Mary Todd LincolnMary Todd Lincoln, wife of America's greatest president, Abraham Lincoln, was the most active political spouse between Dolley Madison (her distant relative by marriage) and Eleanor Roosevelt. These first ladies blurred the traditional lines between social and political affairs for presidential spouses.
Mary Todd was a Southern belle from one of the most eminent families in Lexington, Kentucky, “the Athens of the West.” Henry Clay was a family friend and Mary Todd's maternal uncles were U.S. senators from Kentucky and Louisiana. She was unusually well educated for a female of her era. She learned to act in school, loved the opera, and was fluent in French. Her older sister married a lawyer who was an aspiring Illinois politician, the circumstance that brought the 21-year-old Mary Todd to the state where her first cousin was lawyer partner to Abraham Lincoln.
Superficially, the match between Lincoln and Mary Todd seemed incongruous. From a social standpoint, she married down to a man nearly a decade older, more than a foot taller, and lacking social status and graces. Yet their mutual Kentucky origins, Whig partisanship, appreciation of literature, and, most important, their love and ambition for a political life brought them together. After a broken engagement, they finally married on November 4, 1842, and four sons were born over the next decade (Robert Todd, 1843; Edward Baker, 1846; William Wallace, 1850; and Thomas “Tad,” 1853). Mary reared her sons under conditions much harsher than any she had ever experienced in her upbringing and still refined her spouse's outward appearance and encouraged his political ventures with one exception. She blocked his acceptance of the governorship of Oregon, which might have ended his national political advancement.

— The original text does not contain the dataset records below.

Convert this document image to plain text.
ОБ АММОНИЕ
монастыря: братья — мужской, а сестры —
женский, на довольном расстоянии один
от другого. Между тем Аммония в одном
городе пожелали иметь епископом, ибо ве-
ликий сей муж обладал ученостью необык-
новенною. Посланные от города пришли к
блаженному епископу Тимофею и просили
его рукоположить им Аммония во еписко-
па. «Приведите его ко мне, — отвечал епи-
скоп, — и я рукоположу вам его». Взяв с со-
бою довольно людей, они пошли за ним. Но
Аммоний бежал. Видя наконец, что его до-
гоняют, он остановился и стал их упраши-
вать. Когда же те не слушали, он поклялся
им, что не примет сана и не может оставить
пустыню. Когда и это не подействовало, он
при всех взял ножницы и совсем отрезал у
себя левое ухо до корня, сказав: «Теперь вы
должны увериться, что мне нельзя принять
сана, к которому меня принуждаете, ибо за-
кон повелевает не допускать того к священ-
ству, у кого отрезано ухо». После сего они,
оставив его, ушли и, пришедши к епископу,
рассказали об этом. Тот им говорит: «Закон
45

Abraham had a Republican platform for the nation; Mary Todd had a corresponding agenda for herself and the presidential mansion. She represents the transition from Dolley Madison's Washington social emphasis to Eleanor Roosevelt's national political activism. At a time when most political wives were invisible, Mary Todd Lincoln was as assertive as her spouse when she arrived at the presidential mansion. She embarked on a major redecoration and refurbishment with the goal of transforming it into a national and international symbol of the American presidency; similarly, Abraham continued completion of the dome of the Capitol during the Civil War as a symbol of belief in the continuation of the Union. Mary overspent her project, repeating Abraham's action while pursuing his mission of developing Illinois during his service as a state legislator in Springfield. Running the presidential mansion was Mary's domain, politicians soon discovered. She hosted elegant parties there, as well as receptions, to bolster the national spirit. Again tracking her husband's behavior, Mary organized the first dinner of the new administration to honor the diplomatic corps, thereby putting the secretary of state in his place, just as the president had done to this one-time presidential competitor. Mary Todd, ever the social-conscious hostess, created a new salon boasting dominant political and literary figures that she invited to the executive mansion. The Marine band played “The Mary Lincoln Polka” and a foreign correspondent for the first time referred to the president's wife as first lady.
Her efforts to influence political patronage yielded mixed results but did not induce her to modify her approach. Even when the capital was under a military threat, Mary Todd insisted on remaining there with the president. She encouraged his afternoon carriage rides and attendance of the theater as means of relaxation from his presidential burdens. With characteristic energy, she visited military hospitals and even reviewed Union troops on occasion. Her personal relationship with African Americans exceeded her husband's. Elizabeth Keckley, her dressmaker, for example, was a close friend while she remained in Washington, D.C. Both raised funds for the Contraband Relief Association.
Unfortunately, her energetic agenda to prove her right to preside in the nation's capital even though she had lived on the frontier and had Confederate relatives was undermined by the emotional toll extracted by the deaths of her spouse and all but one son. High-strung and given to mood swings, Mary Todd reached her breaking point and turned to spiritualism and engaged in bizarre behavior. In 1875 her oldest son committed her to an asylum for a short confinement. That episode continues to influence scholars who do not balance that dramatic portion of her life against her multiple contributions to the 16th presidency.